Meditation on inevitable death should be performed daily.
Hagakure: Book of the Samurai

For many years I’ve returned to some of the old Peanuts compilation books for both their frivolity and profundity, on top of the straight-to-the-heart nostalgia injection they provide. It’s easy to underestimate Charles M. Schulz’s visual and metaphysical brilliance, but nobody can sanely deny the apt ontological summing up of Charlie Brown’s “Good grief!”

Anyway, I recently revisited Let’s Face It, Charlie Brown!, which includes selected Peanuts stuff from 1959 and 1960, and was blessed with a new appreciation for a thematic sextet of Snoopy-centered strips featuring the iconic dog’s contemplation of falling leaves.

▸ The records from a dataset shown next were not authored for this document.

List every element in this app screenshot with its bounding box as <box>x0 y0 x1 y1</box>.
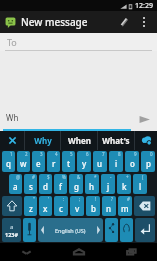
staticText: # <box>127 196 130 202</box>
staticText: b <box>91 203 96 214</box>
staticText: n <box>106 203 112 214</box>
staticText: ; <box>79 196 81 202</box>
staticText: What's <box>102 135 130 146</box>
staticText: : <box>63 196 65 202</box>
button[interactable]: Enter <box>135 218 155 242</box>
staticText: i <box>115 158 118 169</box>
button[interactable]: 7 <box>93 151 107 172</box>
button[interactable]: Share <box>105 218 118 242</box>
staticText: ! <box>95 196 97 202</box>
button[interactable]: Voice <box>23 218 36 242</box>
staticText: 1 <box>10 151 13 157</box>
staticText: 2 <box>25 151 28 157</box>
button[interactable]: More options <box>135 13 153 31</box>
staticText: w <box>20 158 27 169</box>
button[interactable]: + <box>117 174 131 194</box>
button[interactable]: % <box>54 174 67 194</box>
button[interactable]: Wh <box>3 107 131 131</box>
button[interactable]: ? <box>102 196 116 216</box>
button[interactable]: Shift <box>2 196 22 216</box>
staticText: f <box>59 181 62 192</box>
button[interactable]: & <box>69 174 83 194</box>
button[interactable]: Symbols <box>2 218 21 242</box>
staticText: + <box>126 174 129 180</box>
button[interactable]: 5 <box>62 151 75 172</box>
button[interactable]: ( <box>133 174 147 194</box>
staticText: 12:29 <box>135 1 153 11</box>
staticText: k <box>122 181 127 192</box>
staticText: ' <box>48 196 50 202</box>
staticText: # <box>32 174 35 180</box>
button[interactable]: 1 <box>2 151 15 172</box>
button[interactable]: ! <box>86 196 100 216</box>
staticText: t <box>67 158 71 169</box>
staticText: @ <box>16 174 21 180</box>
button[interactable]: 2 <box>17 151 30 172</box>
button[interactable]: # <box>24 174 37 194</box>
button[interactable]: " <box>24 196 37 216</box>
staticText: y <box>82 158 87 169</box>
staticText: ? <box>111 196 113 202</box>
button[interactable]: : <box>54 196 68 216</box>
button[interactable]: 6 <box>77 151 91 172</box>
staticText: 7 <box>102 151 105 157</box>
staticText: % <box>62 174 66 180</box>
button[interactable]: Close suggestions <box>0 131 24 150</box>
button[interactable]: @ <box>9 174 22 194</box>
staticText: m <box>121 203 129 214</box>
staticText: English (US) <box>55 227 86 234</box>
staticText: 6 <box>86 151 89 157</box>
button[interactable]: Home <box>53 243 105 261</box>
button[interactable]: When <box>61 131 97 150</box>
button[interactable]: 0 <box>141 151 155 172</box>
staticText: When <box>68 135 91 146</box>
button[interactable]: Voice input <box>135 131 157 150</box>
staticText: $ <box>47 174 50 180</box>
staticText: l <box>139 181 142 192</box>
button[interactable]: Attach <box>113 11 135 33</box>
staticText: a <box>10 223 14 231</box>
button[interactable]: Backspace <box>134 196 155 216</box>
button[interactable]: # <box>118 196 132 216</box>
button[interactable]: What's <box>98 131 134 150</box>
button[interactable]: - <box>101 174 115 194</box>
staticText: - <box>110 174 112 180</box>
button[interactable]: 9 <box>125 151 139 172</box>
button[interactable]: 4 <box>47 151 60 172</box>
button[interactable]: 8 <box>109 151 123 172</box>
staticText: g <box>74 181 79 192</box>
button[interactable]: Why <box>25 131 60 150</box>
staticText: e <box>36 158 41 169</box>
staticText: o <box>130 158 135 169</box>
staticText: To <box>7 36 17 48</box>
staticText: & <box>77 174 81 180</box>
staticText: q <box>6 158 11 169</box>
button[interactable]: * <box>85 174 99 194</box>
staticText: r <box>52 158 56 169</box>
staticText: a <box>13 181 18 192</box>
staticText: 3 <box>40 151 43 157</box>
button[interactable]: To <box>0 33 157 51</box>
staticText: u <box>97 158 103 169</box>
staticText: 0 <box>150 151 153 157</box>
staticText: x <box>43 203 48 214</box>
button[interactable]: Send <box>131 107 157 131</box>
button[interactable]: $ <box>39 174 52 194</box>
button[interactable]: Recent apps <box>105 243 157 261</box>
button[interactable]: Undo <box>120 218 133 242</box>
staticText: p <box>146 158 151 169</box>
staticText: New message <box>21 15 88 29</box>
staticText: ( <box>142 174 144 180</box>
button[interactable]: 3 <box>32 151 45 172</box>
staticText: h <box>89 181 95 192</box>
staticText: z <box>29 203 33 214</box>
staticText: c <box>59 203 63 214</box>
button[interactable]: Back <box>0 243 53 261</box>
staticText: 8 <box>118 151 121 157</box>
button[interactable]: ' <box>39 196 52 216</box>
button[interactable]: ; <box>70 196 84 216</box>
staticText: Wh <box>6 112 19 123</box>
button[interactable]: Space <box>38 218 103 242</box>
staticText: s <box>29 181 33 192</box>
staticText: 4 <box>55 151 58 157</box>
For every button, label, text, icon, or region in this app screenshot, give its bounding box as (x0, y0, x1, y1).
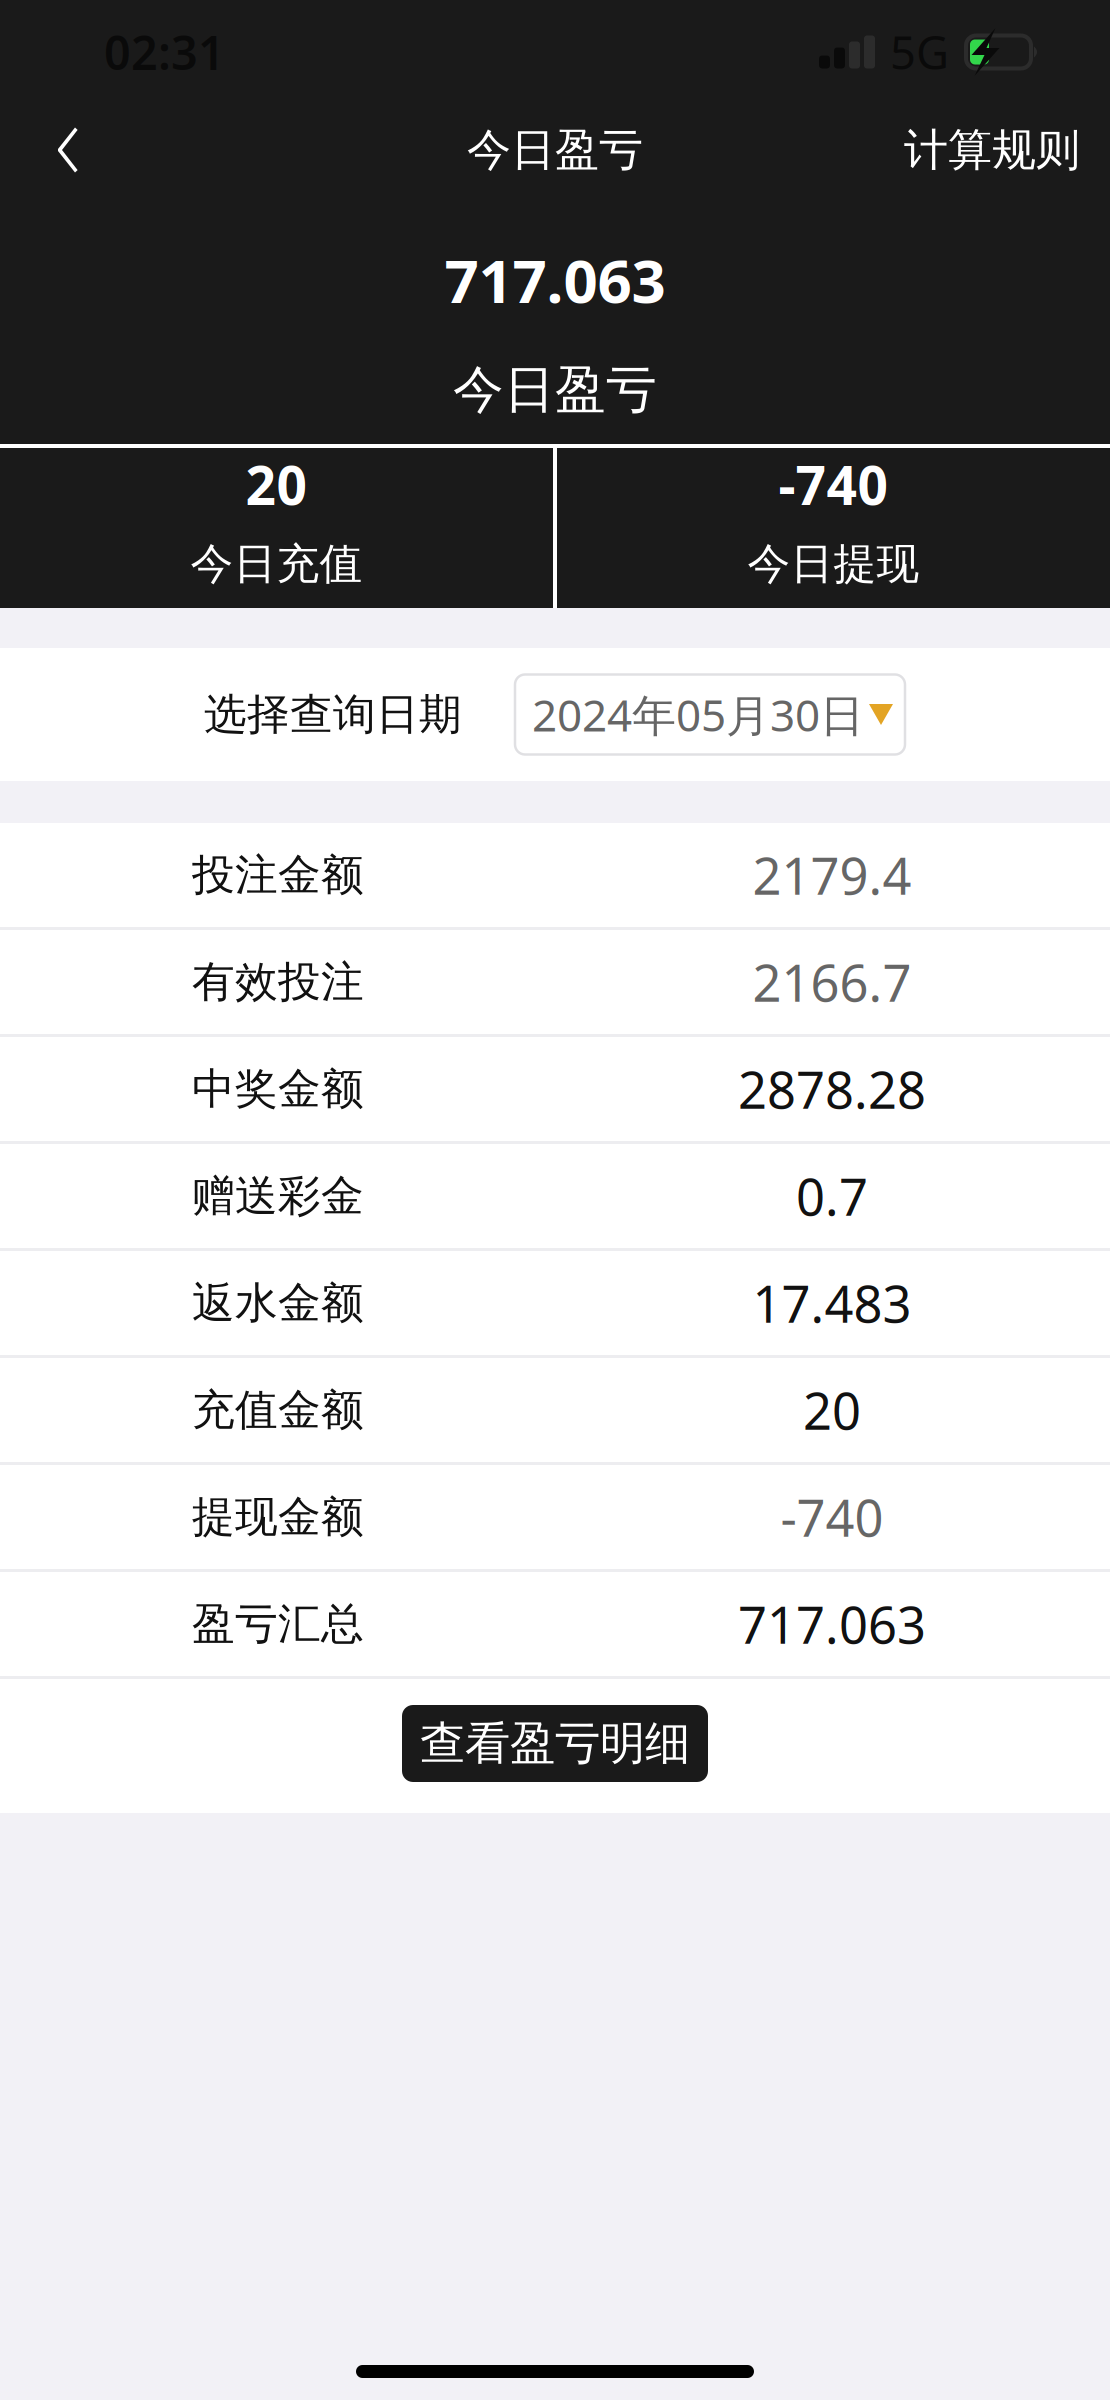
staticText: 今日盈亏 (467, 123, 643, 177)
staticText: 充值金额 (192, 1384, 364, 1436)
staticText: 今日充值 (190, 538, 362, 590)
staticText: 提现金额 (192, 1491, 364, 1543)
staticText: -740 (778, 449, 888, 520)
staticText: 计算规则 (904, 123, 1080, 177)
button[interactable]: 返回 (58, 104, 158, 196)
button[interactable]: 查看盈亏明细 (402, 1705, 708, 1782)
staticText: 717.063 (738, 1590, 926, 1658)
staticText: 17.483 (752, 1269, 912, 1337)
button[interactable]: 2024年05月30日 (515, 674, 905, 754)
staticText: 2024年05月30日 (532, 685, 864, 744)
staticText: 2166.7 (752, 948, 912, 1016)
staticText: 赠送彩金 (192, 1170, 364, 1222)
staticText: 0.7 (796, 1162, 868, 1230)
staticText: -740 (780, 1483, 884, 1551)
staticText: 717.063 (444, 240, 666, 320)
staticText: 选择查询日期 (204, 688, 462, 741)
staticText: 查看盈亏明细 (420, 1716, 690, 1771)
staticText: 中奖金额 (192, 1063, 364, 1115)
button[interactable]: 计算规则 (870, 99, 1080, 201)
staticText: 20 (803, 1376, 861, 1444)
staticText: 5G (890, 22, 949, 82)
staticText: 2179.4 (752, 841, 912, 909)
staticText: 2878.28 (738, 1055, 926, 1123)
staticText: 盈亏汇总 (192, 1598, 364, 1650)
staticText: 今日提现 (748, 538, 920, 590)
staticText: 投注金额 (192, 849, 364, 901)
staticText: 返水金额 (192, 1277, 364, 1329)
staticText: 有效投注 (192, 956, 364, 1008)
staticText: 今日盈亏 (453, 359, 657, 421)
staticText: 20 (246, 449, 308, 520)
staticText: 02:31 (104, 21, 225, 83)
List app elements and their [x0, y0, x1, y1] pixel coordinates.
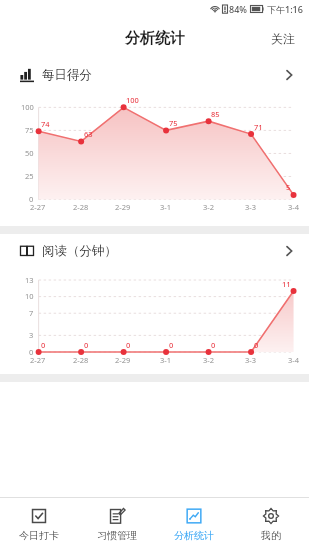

Snoopy at once pities and resents the leaves for falling to the ground without resistance, without panic and anxiety, claiming that if he were a leaf he’d “kick and scream, and put up a real fight.” He sees each fall as a regrettable death accepted without question, mistaking one attached leaf as “someone with sense enough to stay put” before it lets go and earns a disappointed sigh from Snoopy. Surely, this thoughtful beagle refuses, to use Dylan Thomas’ famous poem’s more famous phrase, to “not go gentle into that good night.”

Remarkably self-aware, Snoopy concludes that he’d “make a lousy leaf,” perhaps with an underlying respect for leaves’ Stoic acceptance of destiny.

Which reminds me of the fifth and final act of Edmond Rostand’s Cyrano de Bergerac, in which a dying Cyrano visits his beloved Roxane and reveals to her that he’s the heart behind the second-hand poetic words that wooed her. Autumn leaves are blown loose by a breeze, prompting Cyrano to note their bravery, their graceful carelessness. Like Snoopy, Cyrano admits his inferiority to the leaves as far as facing death goes, but, unlike Snoopy, he both admires and envies the leaves. And Roxane redirects his melancholic attention, bidding him to “let the dead leaves fall the way they will.”

Thomas Fowler, the protagonist in Graham Greene’s The Quiet American, provides a milder reaction to our impending falls from the tree (and an ultra-apt choice of closing verb): “I was afraid like a virgin of the act. I would have liked death to come with due warning, so that I could prepare myself. For what? I didn’t know, nor how, except by taking a look around at the little I would be leaving.”